The atheosphere was all abuzz with news of a recent episode of Family Guy, "Not All Dogs Go To Heaven." So I watched it last night. Yes, Brian the dog came out as an atheist in the face of another character's annoying conversion to Christianity (complete with book-burning). The episode plays in to atheists' fears that they will face social rejection and even persecution if they do come out and it does show just how tedious it can be when someone close to you becomes very evangelical.
I suppose in the abstract I like how the story showed Brian the atheist, although persecuted, still unable to free himself from his other personal problems -- specifically, he likes his booze a little too much, and got in a decent, if overly-long, joke about him faking a conversion to Christianity so that the guy at the liquor store would sell to him again. In that sense, there was some nuance.
McFarlane's story was more poignant, though, in its portrayal of the motives of the early-teen Meg's conversion. (Yes, that's right, I'm calling an episode of Family Guy "poignant." This part of it was, despite the barf jokes.) She is sick, confined to her room, depressed, and feels unsupported emotionally by her family. At a very low emotional moment, she watches some evangelical television and is told that Jesus loves her even if no one else does. The poignancy here is the way the show demonstrates that religious appeals work particularly well on the emotionally-vulnerable. We the viewers are left with the impression that had young Meg been healthy and felt like she had a decent support network with her family, it is unlikely she would have felt the need to reach out to an imaginary friend.
But the real problem is, with a few exceptions, those parts of the show just weren't all that funny. You can't be preachy and funny at the same time, and Seth McFarlane was trying to send a message. Family Guy is hit or miss comedy, and it only hits when it makes a quick throwaway pop culture reference (one that actually works, which it does less than half the time) or when it violates a boundary of social convention, played up for laughs.

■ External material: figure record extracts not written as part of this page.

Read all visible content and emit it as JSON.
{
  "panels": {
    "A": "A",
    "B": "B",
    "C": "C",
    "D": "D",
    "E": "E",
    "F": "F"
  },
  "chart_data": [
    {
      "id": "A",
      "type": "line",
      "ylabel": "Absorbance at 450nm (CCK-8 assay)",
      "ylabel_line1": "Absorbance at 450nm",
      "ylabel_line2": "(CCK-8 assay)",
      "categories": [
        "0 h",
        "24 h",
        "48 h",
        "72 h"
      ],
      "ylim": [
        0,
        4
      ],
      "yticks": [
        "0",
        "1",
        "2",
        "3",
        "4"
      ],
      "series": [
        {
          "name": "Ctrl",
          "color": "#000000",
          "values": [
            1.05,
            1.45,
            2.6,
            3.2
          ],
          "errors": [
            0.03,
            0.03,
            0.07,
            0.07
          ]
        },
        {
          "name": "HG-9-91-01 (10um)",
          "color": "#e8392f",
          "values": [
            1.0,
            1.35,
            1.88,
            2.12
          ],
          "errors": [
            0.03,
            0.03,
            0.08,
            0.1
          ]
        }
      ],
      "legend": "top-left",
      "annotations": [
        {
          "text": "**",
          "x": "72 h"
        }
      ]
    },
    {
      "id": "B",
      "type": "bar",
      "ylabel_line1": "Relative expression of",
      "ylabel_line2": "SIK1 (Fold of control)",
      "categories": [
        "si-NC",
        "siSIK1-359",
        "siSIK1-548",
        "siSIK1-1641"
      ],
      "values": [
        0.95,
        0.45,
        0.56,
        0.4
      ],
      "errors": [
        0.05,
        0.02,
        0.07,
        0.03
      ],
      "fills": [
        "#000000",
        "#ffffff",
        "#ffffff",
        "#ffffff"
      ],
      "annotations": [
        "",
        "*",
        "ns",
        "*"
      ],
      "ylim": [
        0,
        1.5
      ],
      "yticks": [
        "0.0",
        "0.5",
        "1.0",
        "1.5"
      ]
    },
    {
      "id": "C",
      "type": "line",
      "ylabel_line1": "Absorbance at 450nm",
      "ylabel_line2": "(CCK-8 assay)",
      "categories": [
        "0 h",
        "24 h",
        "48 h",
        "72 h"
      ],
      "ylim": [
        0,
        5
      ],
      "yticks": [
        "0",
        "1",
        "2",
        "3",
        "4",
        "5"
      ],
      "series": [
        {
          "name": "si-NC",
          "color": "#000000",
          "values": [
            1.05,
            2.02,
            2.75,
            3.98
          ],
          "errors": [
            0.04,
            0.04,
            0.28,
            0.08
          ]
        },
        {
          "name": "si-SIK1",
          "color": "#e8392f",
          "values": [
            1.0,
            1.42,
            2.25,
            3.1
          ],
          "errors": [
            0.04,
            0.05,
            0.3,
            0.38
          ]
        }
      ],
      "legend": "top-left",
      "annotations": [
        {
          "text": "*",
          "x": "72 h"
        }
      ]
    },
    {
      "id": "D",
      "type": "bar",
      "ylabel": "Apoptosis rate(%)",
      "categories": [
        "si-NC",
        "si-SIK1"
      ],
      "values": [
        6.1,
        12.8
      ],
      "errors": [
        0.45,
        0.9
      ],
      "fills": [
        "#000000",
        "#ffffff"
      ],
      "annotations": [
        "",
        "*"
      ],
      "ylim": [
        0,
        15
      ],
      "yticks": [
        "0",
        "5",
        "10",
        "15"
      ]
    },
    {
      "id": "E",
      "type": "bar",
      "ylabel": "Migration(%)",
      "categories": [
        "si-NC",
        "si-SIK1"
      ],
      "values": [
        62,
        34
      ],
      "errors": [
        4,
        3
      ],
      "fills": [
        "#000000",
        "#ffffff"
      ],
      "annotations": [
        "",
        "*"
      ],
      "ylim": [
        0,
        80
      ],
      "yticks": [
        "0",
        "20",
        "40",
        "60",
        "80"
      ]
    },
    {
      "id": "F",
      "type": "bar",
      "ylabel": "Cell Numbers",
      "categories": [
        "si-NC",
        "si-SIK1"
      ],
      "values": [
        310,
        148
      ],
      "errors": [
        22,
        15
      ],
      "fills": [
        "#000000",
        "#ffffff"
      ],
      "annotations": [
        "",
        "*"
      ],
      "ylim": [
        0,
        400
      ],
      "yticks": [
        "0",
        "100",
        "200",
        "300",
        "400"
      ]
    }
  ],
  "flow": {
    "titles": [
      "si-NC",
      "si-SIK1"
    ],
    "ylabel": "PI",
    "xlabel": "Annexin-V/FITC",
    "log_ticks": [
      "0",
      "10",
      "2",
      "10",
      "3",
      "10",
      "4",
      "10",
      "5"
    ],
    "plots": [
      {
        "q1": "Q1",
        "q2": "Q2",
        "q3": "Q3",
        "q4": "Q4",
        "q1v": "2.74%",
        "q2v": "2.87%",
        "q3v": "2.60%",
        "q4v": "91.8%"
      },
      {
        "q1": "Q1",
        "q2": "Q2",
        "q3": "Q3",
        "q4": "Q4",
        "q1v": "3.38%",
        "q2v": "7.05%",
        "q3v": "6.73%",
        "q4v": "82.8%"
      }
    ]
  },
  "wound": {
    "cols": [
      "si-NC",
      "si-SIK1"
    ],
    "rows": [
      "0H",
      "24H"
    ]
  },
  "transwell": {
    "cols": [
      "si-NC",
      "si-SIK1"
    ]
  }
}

The rest of the time, it's either floundering around for attempts to set up one of those jokes, or verging into the absurd. This episode was heavy on the absurdity (more in its other storyline, about Baby Stewie kidnapping the entire cast of Star Trek: The Next Generation and having to entertain and feed them while they acted like petulant children). Absurdity isn't particularly funny on its own; it usually requires some pointing in the direction of either a violation of a social convention or a more traditional sort of joke in order to cross the line from weird into funny.
And the ending to the show was just plain odd.
Now, I don't claim to be able to do much better. My earlier post below demonstrates the best attempt at humor I could come up with on short notice. So go ahead and watch the episode if you're interested or you kind of like the show. Otherwise, you can skip it, because it's not particularly funny.